Hunde haben ein sehr unterschiedliches Verhältnis zu Arbeit auf Distanz. Jeder Hund hat seine Komfort-Distanz. Manche Hütehundrassen erarbeiten sich sehr schnell eine grosse Arbeitsdistanz, sind aber schlecht zu bremsen und gerne als Selbstläufer unterwegs.

Dieser Hund hat eine grosse Wohlfühldistanz

Andere Hunde brauchen die körperliche Nähe zu ihrem Menschen und werden schnell unsicher, wenn die Arbeitsdistanz zu gross gewählt wird.

Dieser Hund braucht Hilfe in der Nähe

Der Hund muss sich wohl fühlen

Auch hier zählt: der Hund muss sich wohl fühlen.

Wir bauen die Distanz je nach Team sehr unterschiedlich auf. Dem Hund wird nur so viel zugemutet, wie er aufgrund seines Temperaments, seines Ausbildungsstandes und seiner Befindlichkeit ertragen kann.

Dabei gibt es sehr verschiedene Wege, einen Hund an grössere Distanzen zu gewöhnen.

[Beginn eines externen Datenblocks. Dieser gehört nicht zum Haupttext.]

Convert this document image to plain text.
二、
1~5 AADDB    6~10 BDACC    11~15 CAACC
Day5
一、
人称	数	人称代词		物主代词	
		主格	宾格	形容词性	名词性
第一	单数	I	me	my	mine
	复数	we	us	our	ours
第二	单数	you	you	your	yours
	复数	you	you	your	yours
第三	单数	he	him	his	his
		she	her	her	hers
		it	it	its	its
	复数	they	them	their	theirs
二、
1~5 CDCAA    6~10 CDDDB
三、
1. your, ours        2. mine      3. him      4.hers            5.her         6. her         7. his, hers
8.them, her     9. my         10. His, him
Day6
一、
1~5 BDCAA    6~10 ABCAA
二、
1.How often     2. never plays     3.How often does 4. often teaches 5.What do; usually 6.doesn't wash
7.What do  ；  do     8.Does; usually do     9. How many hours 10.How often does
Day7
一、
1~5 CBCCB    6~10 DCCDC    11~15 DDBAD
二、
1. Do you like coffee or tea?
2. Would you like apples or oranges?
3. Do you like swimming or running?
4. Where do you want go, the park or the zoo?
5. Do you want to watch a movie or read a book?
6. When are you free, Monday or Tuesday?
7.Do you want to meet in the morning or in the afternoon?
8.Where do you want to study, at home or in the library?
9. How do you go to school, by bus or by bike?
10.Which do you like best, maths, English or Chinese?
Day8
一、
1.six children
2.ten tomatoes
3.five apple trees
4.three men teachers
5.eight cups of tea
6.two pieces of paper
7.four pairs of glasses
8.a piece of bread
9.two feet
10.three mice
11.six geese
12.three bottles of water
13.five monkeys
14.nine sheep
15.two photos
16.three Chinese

Möglichkeiten zum Distanzaufbau:

  • mit Bodentargets: der Hund bewegt sich auf Bodentargets, während der Mensch sich langsam weiter in das Kreisinnere bewegt
  • am Pylonenkreis: wir schicken den Hund von der Kreismitte heraus um eine Pylone herum und belohnen ihn dafür im Kreisinneren. Die Distanz wird von hinten aufgebaut. Der Hund bewegt sich freiwillig vom Menschen weg und wird dafür sofort belohnt
  • aus der statischen Position heraus: der Hund wird aussen am Kreis nacheinander in die Positionen Sitz, Platz, Steh gebracht. Bei jedem neuen Signal verändert der Mensch seine Position zum Hund, bis er sich in der Kreismitte befindet.
  • mit Spielzeug als Target und einer Hilfsperson aussen am Kreis: Ein Spielzeug wird so geworfen, dass der Hund lernt den Kreis alleine zu umrunden, obwohl der Hundeführer an der Startposition stehen bleibt

Spielzeug als Target

Der Aufbau, wenn das Spielzeug als Target eingesetzt wird, sieht so aus:

  • Die Hundeführerin steht mit ihrem Hund im Sitz am Band
  • Sie zeigt ihrem Hund sein Spielzeug, das die Hilfsperson dann übernimmt. Der Hund sollte dabei sitzen bleiben. Je nach Temperament und Impulskontrolle des Hundes wird die Spielzeugübergabe mit sehr wenig Energie gestaltet
  • Nun entfernt sich die Hilfsperson mit dem Spielzeug und positioniert sich so, dass sie das Spielzeug in Laufrichtung des Hundes ausserhalb des Kreises werfen kann. Das Spielzeug wird hier als Target eingesetzt
  • Sobald der Hund Blickkontakt anbietet, wird er von der Hundeführerin gestartet. Da er das geworfene Spielzeug als Ziel anläuft, lernt er dadurch, sich freiwillig vom Menschen zu entfernen und alleine am Band entlang zu bewegen. Dazu muss  die Hilfsperson das Spielzeug geschickt werfen
  • Die Hundeführerin steigt lediglich über das Band und motiviert ihren Hund, das Spielzeug zu bringen. Dann wird kurz aber motivierend gespielt
  • Wichtig ist dabei, dass sich die Hundeführerin sinnvoll platziert: Hunde laufen immer auf einer Geraden zu ihrem Menschen und diese Gerade sollte immer ausserhalb des Kreises bleiben

Markersignal

Gerade bei der Arbeit auf Distanz ist der Einsatz eines Markersignals unverzichtbar. Nur so kann der Hund exakt im Timing und genau an der richtigen Stelle der Bewegung verstärkt werden!

Ort der Belohnung

Der Ort der Belohnung gibt dem Hund den Hinweis, wohin er sich bewegen oder wo er ausharren soll.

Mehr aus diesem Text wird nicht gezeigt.